Quickstart¶
Welcome to the Quickstart guide! Whether you’re a beginner or experienced developer, this guide helps you install the package, set up dependencies, and explore core functionalities.
Installation¶
Install from PyPI:
$ pip install soso
Metadata Conversion¶
To perform a conversion, specify the file path of the metadata and the desired conversion strategy. Each metadata standard corresponds to a specific strategy.
>>> from soso.main import convert
>>> r = convert(file='metadata.xml', strategy='EML')
>>> r
'{"@context": ["https://schema.org/", {"prov": "http://www. ..."}]'
For a list of available strategies, please refer to the documentation of the convert function.
Adding Unmappable Properties¶
Some SOSO properties may not be derived from metadata records alone. In such cases, additional information can be provided via kwargs, where keys match the top level property name, and values are the property value.
For example, the url property representing the landing page URL does not exist in an EML metadata record. But this information is known to the repository hosting the dataset.
>>> kwargs = {'url': 'https://sample-data-repository.org/dataset/472032'}
>>> r = convert(file='metadata.xml', strategy='EML', **kwargs)
>>> r
'{"@context": ["https://schema.org/", {"prov": "http://www. ..."}]'
It’s worth noting that this kwargs approach is not limited to supplying unmappable properties; it can be utilized to override any top-level SOSO property.
Unmappable properties are listed in the strategy documentation.
Other Modifications¶
Any additional modifications can be made to the resulting JSON-LD string before it is used. Simply parse the string into a Python dictionary, make the necessary changes, and then convert it back to a JSON-LD string.
Wrapping it All Up¶
The soso package is designed to be both flexible and extensible. By following the examples provided, you can customize the conversion process to meet your specific needs. Below is an example of a wrapper function that incorporates all the customization options.

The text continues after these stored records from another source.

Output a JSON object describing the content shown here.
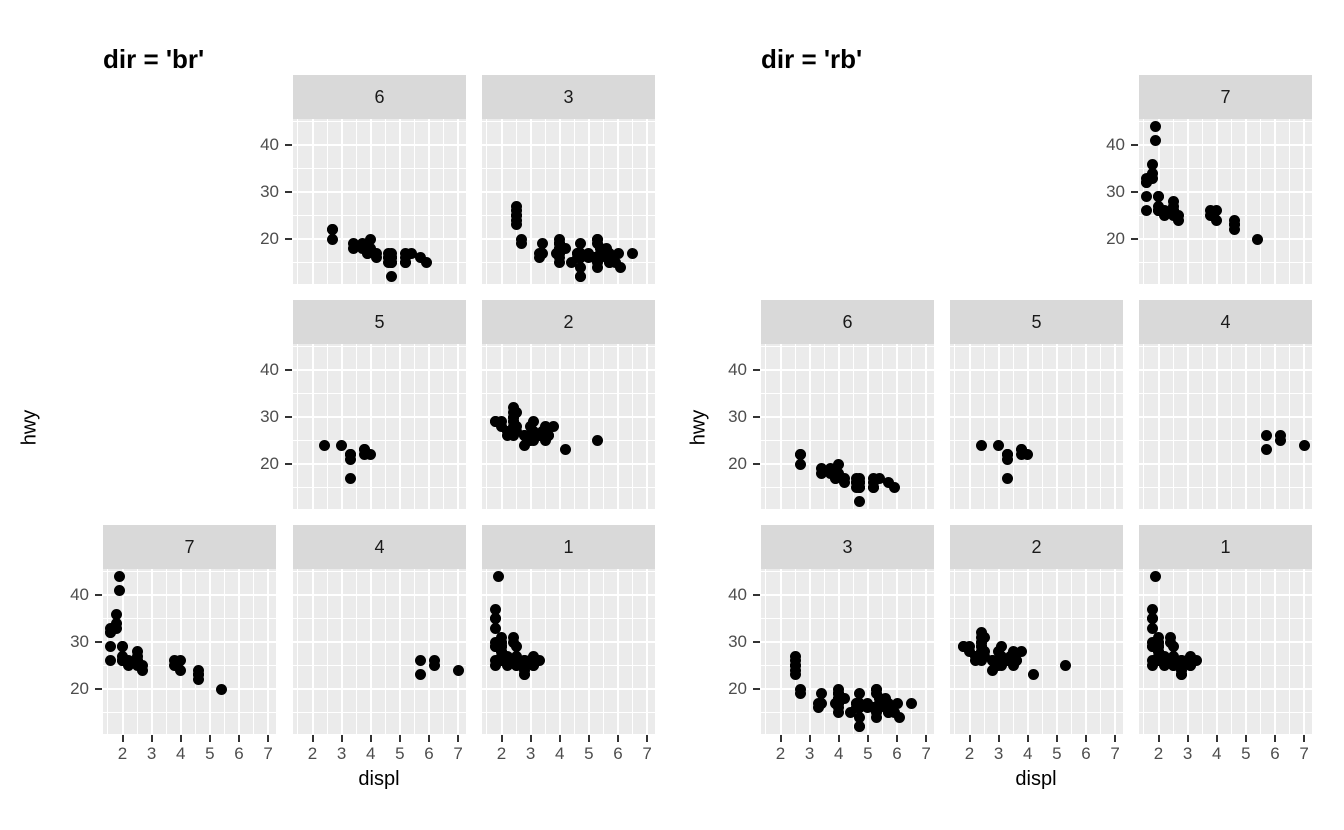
{
  "figure": {
    "background": "#FFFFFF"
  },
  "style": {
    "panel_bg": "#EBEBEB",
    "strip_bg": "#D9D9D9",
    "gridline": "#FFFFFF",
    "point_color": "#000000",
    "tick_color": "#333333",
    "tick_label_color": "#4D4D4D",
    "strip_text_color": "#1A1A1A",
    "title_color": "#000000"
  },
  "chart_data": {
    "type": "scatter",
    "xlabel": "displ",
    "ylabel": "hwy",
    "x_ticks": [
      2,
      3,
      4,
      5,
      6,
      7
    ],
    "y_ticks": [
      20,
      30,
      40
    ],
    "x_minor": [
      1.5,
      2.5,
      3.5,
      4.5,
      5.5,
      6.5
    ],
    "y_minor": [
      15,
      25,
      35,
      45
    ],
    "x_domain": [
      1.33,
      7.27
    ],
    "y_domain": [
      10.4,
      45.6
    ],
    "grid": "on",
    "legend": "none",
    "plots": [
      {
        "title": "dir = 'br'",
        "facet_layout": [
          [
            null,
            "6",
            "3"
          ],
          [
            null,
            "5",
            "2"
          ],
          [
            "7",
            "4",
            "1"
          ]
        ]
      },
      {
        "title": "dir = 'rb'",
        "facet_layout": [
          [
            null,
            null,
            "7"
          ],
          [
            "6",
            "5",
            "4"
          ],
          [
            "3",
            "2",
            "1"
          ]
        ]
      }
    ],
    "facet_points": {
      "1": [
        [
          1.8,
          29
        ],
        [
          1.8,
          29
        ],
        [
          2,
          31
        ],
        [
          2,
          30
        ],
        [
          2.8,
          26
        ],
        [
          2.8,
          26
        ],
        [
          3.1,
          27
        ],
        [
          1.8,
          26
        ],
        [
          1.8,
          25
        ],
        [
          2,
          28
        ],
        [
          2,
          27
        ],
        [
          2.8,
          25
        ],
        [
          2.8,
          25
        ],
        [
          3.1,
          25
        ],
        [
          3.1,
          25
        ],
        [
          1.8,
          30
        ],
        [
          1.8,
          33
        ],
        [
          1.8,
          35
        ],
        [
          1.8,
          37
        ],
        [
          1.8,
          35
        ],
        [
          2,
          29
        ],
        [
          2,
          26
        ],
        [
          2,
          29
        ],
        [
          2,
          28
        ],
        [
          2.8,
          24
        ],
        [
          1.9,
          44
        ],
        [
          2,
          29
        ],
        [
          2,
          29
        ],
        [
          2,
          30
        ],
        [
          2,
          26
        ],
        [
          2.5,
          29
        ],
        [
          2.5,
          26
        ],
        [
          2.8,
          23
        ],
        [
          2.8,
          23
        ],
        [
          2.2,
          26
        ],
        [
          2.2,
          27
        ],
        [
          2.4,
          30
        ],
        [
          2.4,
          31
        ],
        [
          3,
          26
        ],
        [
          3,
          26
        ],
        [
          3.3,
          26
        ],
        [
          2.2,
          26
        ],
        [
          2.2,
          25
        ],
        [
          2.5,
          25
        ],
        [
          2.5,
          27
        ],
        [
          2.5,
          25
        ],
        [
          2.5,
          26
        ]
      ],
      "2": [
        [
          2.8,
          24
        ],
        [
          3.1,
          25
        ],
        [
          4.2,
          23
        ],
        [
          2.4,
          30
        ],
        [
          2.4,
          29
        ],
        [
          3.1,
          29
        ],
        [
          3.5,
          27
        ],
        [
          3.6,
          26
        ],
        [
          2.4,
          26
        ],
        [
          2.4,
          27
        ],
        [
          2.4,
          30
        ],
        [
          2.5,
          28
        ],
        [
          3.3,
          26
        ],
        [
          2.4,
          29
        ],
        [
          2.4,
          32
        ],
        [
          2.5,
          31
        ],
        [
          2.5,
          27
        ],
        [
          3.5,
          26
        ],
        [
          3.5,
          27
        ],
        [
          3,
          26
        ],
        [
          3,
          25
        ],
        [
          3.5,
          25
        ],
        [
          3.1,
          26
        ],
        [
          3.1,
          27
        ],
        [
          3.4,
          27
        ],
        [
          3.8,
          28
        ],
        [
          5.3,
          25
        ],
        [
          2.2,
          26
        ],
        [
          2.2,
          27
        ],
        [
          2.4,
          28
        ],
        [
          2.4,
          31
        ],
        [
          3,
          26
        ],
        [
          3,
          28
        ],
        [
          3.5,
          28
        ],
        [
          1.8,
          29
        ],
        [
          1.8,
          29
        ],
        [
          2,
          28
        ],
        [
          2,
          29
        ],
        [
          2.8,
          26
        ],
        [
          2.8,
          26
        ],
        [
          3.6,
          26
        ]
      ],
      "3": [
        [
          5.3,
          20
        ],
        [
          5.3,
          15
        ],
        [
          5.3,
          20
        ],
        [
          5.7,
          17
        ],
        [
          6,
          17
        ],
        [
          5.3,
          14
        ],
        [
          5.3,
          19
        ],
        [
          5.7,
          15
        ],
        [
          6.5,
          17
        ],
        [
          3.9,
          17
        ],
        [
          4.7,
          17
        ],
        [
          4.7,
          12
        ],
        [
          4.7,
          16
        ],
        [
          5.2,
          16
        ],
        [
          5.2,
          16
        ],
        [
          5.9,
          15
        ],
        [
          4.6,
          17
        ],
        [
          5.4,
          17
        ],
        [
          5.4,
          18
        ],
        [
          4,
          17
        ],
        [
          4,
          17
        ],
        [
          4,
          19
        ],
        [
          4,
          19
        ],
        [
          4.6,
          17
        ],
        [
          5,
          17
        ],
        [
          4,
          20
        ],
        [
          4,
          19
        ],
        [
          4,
          18
        ],
        [
          4.7,
          19
        ],
        [
          4.7,
          14
        ],
        [
          4.7,
          12
        ],
        [
          5.7,
          16
        ],
        [
          6.1,
          14
        ],
        [
          4,
          15
        ],
        [
          4.2,
          18
        ],
        [
          4.4,
          15
        ],
        [
          4.6,
          16
        ],
        [
          5.4,
          16
        ],
        [
          5.4,
          17
        ],
        [
          5.4,
          18
        ],
        [
          4,
          17
        ],
        [
          4,
          19
        ],
        [
          4.6,
          17
        ],
        [
          5,
          16
        ],
        [
          3.3,
          17
        ],
        [
          3.3,
          16
        ],
        [
          4,
          16
        ],
        [
          5.6,
          18
        ],
        [
          2.5,
          26
        ],
        [
          2.5,
          27
        ],
        [
          2.5,
          25
        ],
        [
          2.5,
          23
        ],
        [
          2.5,
          24
        ],
        [
          2.5,
          25
        ],
        [
          2.7,
          20
        ],
        [
          2.7,
          19
        ],
        [
          3.4,
          17
        ],
        [
          3.4,
          19
        ],
        [
          4,
          18
        ],
        [
          4.7,
          17
        ],
        [
          4.7,
          16
        ],
        [
          5.7,
          15
        ]
      ],
      "4": [
        [
          5.7,
          26
        ],
        [
          5.7,
          23
        ],
        [
          6.2,
          26
        ],
        [
          6.2,
          25
        ],
        [
          7,
          24
        ]
      ],
      "5": [
        [
          2.4,
          24
        ],
        [
          3,
          24
        ],
        [
          3.3,
          22
        ],
        [
          3.3,
          22
        ],
        [
          3.3,
          22
        ],
        [
          3.3,
          21
        ],
        [
          3.3,
          17
        ],
        [
          3.8,
          23
        ],
        [
          3.8,
          22
        ],
        [
          3.8,
          23
        ],
        [
          4,
          22
        ]
      ],
      "6": [
        [
          3.7,
          19
        ],
        [
          3.7,
          18
        ],
        [
          3.9,
          17
        ],
        [
          3.9,
          17
        ],
        [
          4.7,
          16
        ],
        [
          4.7,
          16
        ],
        [
          4.7,
          15
        ],
        [
          5.2,
          17
        ],
        [
          5.2,
          15
        ],
        [
          4.7,
          16
        ],
        [
          4.7,
          17
        ],
        [
          4.7,
          15
        ],
        [
          4.7,
          12
        ],
        [
          4.7,
          16
        ],
        [
          4.7,
          15
        ],
        [
          5.2,
          16
        ],
        [
          5.2,
          15
        ],
        [
          5.7,
          16
        ],
        [
          5.9,
          15
        ],
        [
          4.2,
          17
        ],
        [
          4.2,
          16
        ],
        [
          4.6,
          16
        ],
        [
          4.6,
          16
        ],
        [
          4.6,
          17
        ],
        [
          4.6,
          15
        ],
        [
          5.4,
          17
        ],
        [
          2.7,
          22
        ],
        [
          2.7,
          20
        ],
        [
          2.7,
          22
        ],
        [
          3.4,
          18
        ],
        [
          3.4,
          19
        ],
        [
          4,
          18
        ],
        [
          4,
          20
        ]
      ],
      "7": [
        [
          1.9,
          44
        ],
        [
          1.9,
          41
        ],
        [
          2,
          29
        ],
        [
          2,
          26
        ],
        [
          2.5,
          28
        ],
        [
          2.5,
          26
        ],
        [
          1.6,
          33
        ],
        [
          1.6,
          32
        ],
        [
          1.6,
          32
        ],
        [
          1.6,
          29
        ],
        [
          1.6,
          26
        ],
        [
          1.8,
          33
        ],
        [
          1.8,
          36
        ],
        [
          1.8,
          34
        ],
        [
          2,
          29
        ],
        [
          3.8,
          26
        ],
        [
          3.8,
          25
        ],
        [
          4,
          26
        ],
        [
          4,
          24
        ],
        [
          4.6,
          23
        ],
        [
          4.6,
          24
        ],
        [
          4.6,
          22
        ],
        [
          4.6,
          23
        ],
        [
          5.4,
          20
        ],
        [
          2,
          26
        ],
        [
          2,
          27
        ],
        [
          2,
          26
        ],
        [
          2,
          26
        ],
        [
          2.7,
          24
        ],
        [
          2.7,
          25
        ],
        [
          2.2,
          26
        ],
        [
          2.2,
          25
        ],
        [
          2.5,
          26
        ],
        [
          2.5,
          25
        ],
        [
          2.5,
          27
        ]
      ]
    }
  }
}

from soso.main import convert
from soso.strategies.eml import EML
from soso.strategies.eml import get_encoding_format
from soso.utilities import delete_null_values
from soso.utilities import generate_citation_from_doi
def dataset(metadata_file: str, dataset_id: str, doi: str) -> str:
"""Wrapper function for the convert function that adds additional
properties
:param metadata_file: The path to the metadata file.
:param dataset_id: The dataset identifier, assigned by the repository.

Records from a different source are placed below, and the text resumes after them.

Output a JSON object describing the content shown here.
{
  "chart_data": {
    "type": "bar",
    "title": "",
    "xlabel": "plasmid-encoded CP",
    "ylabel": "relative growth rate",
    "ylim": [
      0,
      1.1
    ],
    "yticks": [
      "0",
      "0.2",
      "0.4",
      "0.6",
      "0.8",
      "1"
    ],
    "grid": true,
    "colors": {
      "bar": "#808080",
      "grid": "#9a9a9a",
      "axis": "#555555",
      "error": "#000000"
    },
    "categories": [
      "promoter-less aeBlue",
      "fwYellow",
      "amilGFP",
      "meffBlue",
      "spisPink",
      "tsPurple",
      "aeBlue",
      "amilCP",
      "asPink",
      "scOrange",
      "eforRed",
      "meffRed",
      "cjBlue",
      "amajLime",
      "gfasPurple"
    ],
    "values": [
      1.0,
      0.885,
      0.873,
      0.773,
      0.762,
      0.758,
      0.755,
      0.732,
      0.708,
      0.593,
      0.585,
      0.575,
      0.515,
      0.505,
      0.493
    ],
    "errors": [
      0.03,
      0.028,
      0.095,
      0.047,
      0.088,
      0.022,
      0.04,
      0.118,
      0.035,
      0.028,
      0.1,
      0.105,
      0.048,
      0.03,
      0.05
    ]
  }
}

:param doi: The dataset's Digital Object Identifier."""
# Add properties that can't be derived from the EML record
url = "https://www.sample-data-repository.org/dataset/" + dataset_id
version = dataset_id.split(".")[1]
is_accessible_for_free = True
citation = generate_citation_from_doi(doi, style="apa", locale="en-US")
provider = {"@id": "https://www.sample-data-repository.org"}
publisher = {"@id": "https://www.sample-data-repository.org"}
# Call convert to process data with additional properties
additional_properties = {
"url": url,
"version": version,
"isAccessibleForFree": is_accessible_for_free,
"citation": citation,
"provider": provider,
"publisher": publisher
}
r = convert(
file=metadata_file,
strategy="EML",
**additional_properties
)
return r
Notes¶
Adding Vocabularies
The convert function only recognizes vocabularies that are specified within its implementation. You can view the source code for more details on these vocabularies. If you add additional vocabularies after conversion, ensure the @context remains valid JSON-LD.
Leverage Partial Property Method Implementations
Before creating functions for unmappable properties, check for partial implementations that you can build upon and that can save you time. For instance, the get_subject_of method in the EML strategy can provide most of what is needed to create subjectOf for an EML dataset.